8 minutes into this video the subject of Middle-earth is raised.

Http://www.dailymotion.com/video/x7uvw_colbert-on-obrian_events

When this segment of Conan O'brian aired a few years ago, I became so excited while viewing it that I was made fun of. 

But how often do you learn that a popular tv personality that you enjoy has read The Silmarillion on your favorite late night talk show?

Which other famous people are fans of The Silmarillion?

Ps- Apologies for giving URL but no link - not using an actual computer


----------



## musicofainur (Dec 21, 2009)

Thanks for the link. I am yet to finish The Silmarillion, so I had no idea what Colbert was stating was true or not.
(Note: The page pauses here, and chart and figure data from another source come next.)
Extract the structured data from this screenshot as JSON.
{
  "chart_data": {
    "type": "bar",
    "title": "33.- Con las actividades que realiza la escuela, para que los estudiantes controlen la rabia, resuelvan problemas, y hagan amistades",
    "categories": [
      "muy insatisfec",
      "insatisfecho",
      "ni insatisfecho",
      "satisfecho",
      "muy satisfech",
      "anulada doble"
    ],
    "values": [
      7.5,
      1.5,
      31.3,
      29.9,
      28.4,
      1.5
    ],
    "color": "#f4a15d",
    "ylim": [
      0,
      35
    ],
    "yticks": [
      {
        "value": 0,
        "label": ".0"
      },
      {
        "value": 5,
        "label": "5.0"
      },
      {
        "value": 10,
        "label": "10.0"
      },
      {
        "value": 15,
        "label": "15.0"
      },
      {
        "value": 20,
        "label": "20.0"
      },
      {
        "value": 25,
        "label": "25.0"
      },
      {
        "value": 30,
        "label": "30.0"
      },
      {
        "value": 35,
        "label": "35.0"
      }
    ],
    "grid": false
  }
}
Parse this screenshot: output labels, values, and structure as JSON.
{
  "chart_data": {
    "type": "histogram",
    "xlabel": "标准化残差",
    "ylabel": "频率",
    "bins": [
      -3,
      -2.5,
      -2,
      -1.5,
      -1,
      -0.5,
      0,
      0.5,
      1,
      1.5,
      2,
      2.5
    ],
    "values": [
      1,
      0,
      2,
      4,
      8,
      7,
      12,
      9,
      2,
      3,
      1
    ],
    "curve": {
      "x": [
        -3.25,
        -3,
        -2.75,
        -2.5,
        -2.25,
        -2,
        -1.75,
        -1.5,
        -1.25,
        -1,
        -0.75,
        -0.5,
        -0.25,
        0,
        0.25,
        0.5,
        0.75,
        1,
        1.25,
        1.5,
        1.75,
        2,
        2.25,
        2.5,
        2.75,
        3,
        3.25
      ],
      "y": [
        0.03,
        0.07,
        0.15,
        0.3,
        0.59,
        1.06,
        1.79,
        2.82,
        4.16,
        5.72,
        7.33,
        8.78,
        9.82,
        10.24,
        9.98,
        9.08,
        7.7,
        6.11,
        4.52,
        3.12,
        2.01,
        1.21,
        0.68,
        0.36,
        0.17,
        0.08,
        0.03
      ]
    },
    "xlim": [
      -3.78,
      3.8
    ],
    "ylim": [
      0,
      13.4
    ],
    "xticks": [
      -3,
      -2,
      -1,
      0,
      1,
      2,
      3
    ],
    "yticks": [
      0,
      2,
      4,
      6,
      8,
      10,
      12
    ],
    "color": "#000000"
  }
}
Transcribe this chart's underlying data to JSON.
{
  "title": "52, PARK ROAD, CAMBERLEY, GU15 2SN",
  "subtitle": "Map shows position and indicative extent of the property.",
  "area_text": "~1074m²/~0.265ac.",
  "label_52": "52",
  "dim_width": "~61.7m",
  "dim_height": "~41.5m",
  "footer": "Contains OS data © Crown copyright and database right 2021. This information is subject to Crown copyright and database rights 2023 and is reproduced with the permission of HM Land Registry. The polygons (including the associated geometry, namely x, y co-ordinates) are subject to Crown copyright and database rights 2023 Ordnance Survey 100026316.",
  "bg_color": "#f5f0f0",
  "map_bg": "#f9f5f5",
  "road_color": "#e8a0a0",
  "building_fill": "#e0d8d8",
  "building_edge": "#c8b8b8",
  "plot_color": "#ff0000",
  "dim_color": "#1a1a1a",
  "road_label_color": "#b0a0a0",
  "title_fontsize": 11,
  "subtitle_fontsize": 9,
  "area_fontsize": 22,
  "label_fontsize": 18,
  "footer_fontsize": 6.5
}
Is it? 

The only celebrity who is a fan of Tolkien that I know of is Christopher Lee and I believe he has read The Sil.


----------



## Jorge of Harad (Dec 22, 2009)

Colbert often has little references to Tolkien, Star Wars, Dungeons and Dragons and so on on his show. He's not a closet-geek, he's very open about it. Anyone seen the episode of the show where Viggo appears AS Aragorn?

He's also a long-time gamer.


----------



## Confusticated (Dec 24, 2009)

I did not see Aragorn visit Colbert, I hope to find on youtube. Welcome to tthe forum Jorge.


Same to you Musicofainure,and yes what he said was true. Be sure to let us all know how you like the Sil.


----------